Rio - Por que desejar Feliz Ano Novo se há tanta infelicidade à volta? Será feliz o próximo ano para sírios e iraquianos, e os soldados usamericanos sob ordens de um presidente que qualifica de “justas” guerras de ocupações genocidas? Serão felizes as crianças africanas reduzidas a esqueletos de olhos perplexos pela tortura da fome?
O que é felicidade? Segundo Aristóteles, é o bem maior a que todos almejamos. “Mesmo ao praticarmos o mal”, acrescentou meu confrade Tomás de Aquino. De Hitler a Madre Teresa de Calcutá, todos buscam, em tudo o que fazem, a própria felicidade.
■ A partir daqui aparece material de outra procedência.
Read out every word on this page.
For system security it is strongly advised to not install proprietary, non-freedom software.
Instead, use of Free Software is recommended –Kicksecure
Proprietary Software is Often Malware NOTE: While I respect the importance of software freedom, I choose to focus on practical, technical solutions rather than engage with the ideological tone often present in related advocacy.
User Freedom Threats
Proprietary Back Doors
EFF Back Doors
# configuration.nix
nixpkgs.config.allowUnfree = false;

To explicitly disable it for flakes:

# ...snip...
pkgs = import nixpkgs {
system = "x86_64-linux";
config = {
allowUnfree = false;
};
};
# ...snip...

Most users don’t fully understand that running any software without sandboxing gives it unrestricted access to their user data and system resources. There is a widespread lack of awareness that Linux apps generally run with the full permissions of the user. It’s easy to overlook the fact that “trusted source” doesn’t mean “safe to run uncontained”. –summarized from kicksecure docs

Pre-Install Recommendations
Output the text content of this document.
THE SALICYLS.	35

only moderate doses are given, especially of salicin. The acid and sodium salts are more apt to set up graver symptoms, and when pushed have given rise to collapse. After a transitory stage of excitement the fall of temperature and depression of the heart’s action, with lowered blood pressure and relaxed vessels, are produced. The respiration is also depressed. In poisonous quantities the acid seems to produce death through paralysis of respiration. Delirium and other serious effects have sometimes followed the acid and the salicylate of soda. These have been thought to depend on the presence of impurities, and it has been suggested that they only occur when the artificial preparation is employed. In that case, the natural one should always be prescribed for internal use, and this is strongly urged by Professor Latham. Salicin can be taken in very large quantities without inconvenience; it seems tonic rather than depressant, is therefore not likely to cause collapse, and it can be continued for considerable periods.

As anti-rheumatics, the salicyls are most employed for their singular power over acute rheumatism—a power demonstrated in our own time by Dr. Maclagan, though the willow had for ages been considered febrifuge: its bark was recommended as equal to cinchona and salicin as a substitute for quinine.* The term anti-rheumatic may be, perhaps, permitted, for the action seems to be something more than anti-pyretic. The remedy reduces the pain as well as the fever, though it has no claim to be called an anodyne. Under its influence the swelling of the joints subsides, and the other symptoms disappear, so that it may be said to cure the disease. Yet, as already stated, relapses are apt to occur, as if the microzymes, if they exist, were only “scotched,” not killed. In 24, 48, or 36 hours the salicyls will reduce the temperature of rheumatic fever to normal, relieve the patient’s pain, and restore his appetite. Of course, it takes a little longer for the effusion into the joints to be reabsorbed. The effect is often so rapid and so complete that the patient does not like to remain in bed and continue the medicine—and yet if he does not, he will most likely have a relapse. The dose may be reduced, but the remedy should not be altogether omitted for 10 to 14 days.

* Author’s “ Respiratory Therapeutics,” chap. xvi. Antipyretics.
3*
Porém, a felicidade não figura nas ofertas do mercado. Não se pode comprá-la, há que conquistá-la. A publicidade empenha-se em nos convencer de que ela resulta da soma de prazeres. Estimulado pela propaganda, nosso desejo exila-se nos objetos de consumo: vestir esta grife, possuir aquele carro, morar neste condomínio de luxo.
Desejar Feliz Ano Novo é esperar que o outro seja feliz. E desejar que também faça os outros felizes. O pecuarista que não banca assistência médico-hospitalar para seus peões e gasta fortunas com veterinários para tratar seu rebanho espera que o próximo tenha também um Feliz Ano Novo?
Na contramão do consumismo, Jung dava razão a São João da Cruz: o desejo busca, sim, a felicidade, “a vida em plenitude” manifestada por Jesus, mas ela não se encontra nos bens finitos ofertados pelo mercado. Como enfatizava o professor Milton Santos, acha-se nos bens infinitos.
Porém, ao mergulhar nas obscuras sendas da vida interior, guiados pela fé e/ou pela meditação, tropeçamos nas próprias emoções, em especial naquelas que traem a nossa razão: somos ofensivos com quem amamos; rudes com quem nos trata com delicadeza; egoístas com que nos é generoso; prepotentes com quem nos acolhe em solícita gratuidade. Se conseguimos mergulhar mais fundo, então nos aproximamos da fonte da felicidade, escondida atrás do ego.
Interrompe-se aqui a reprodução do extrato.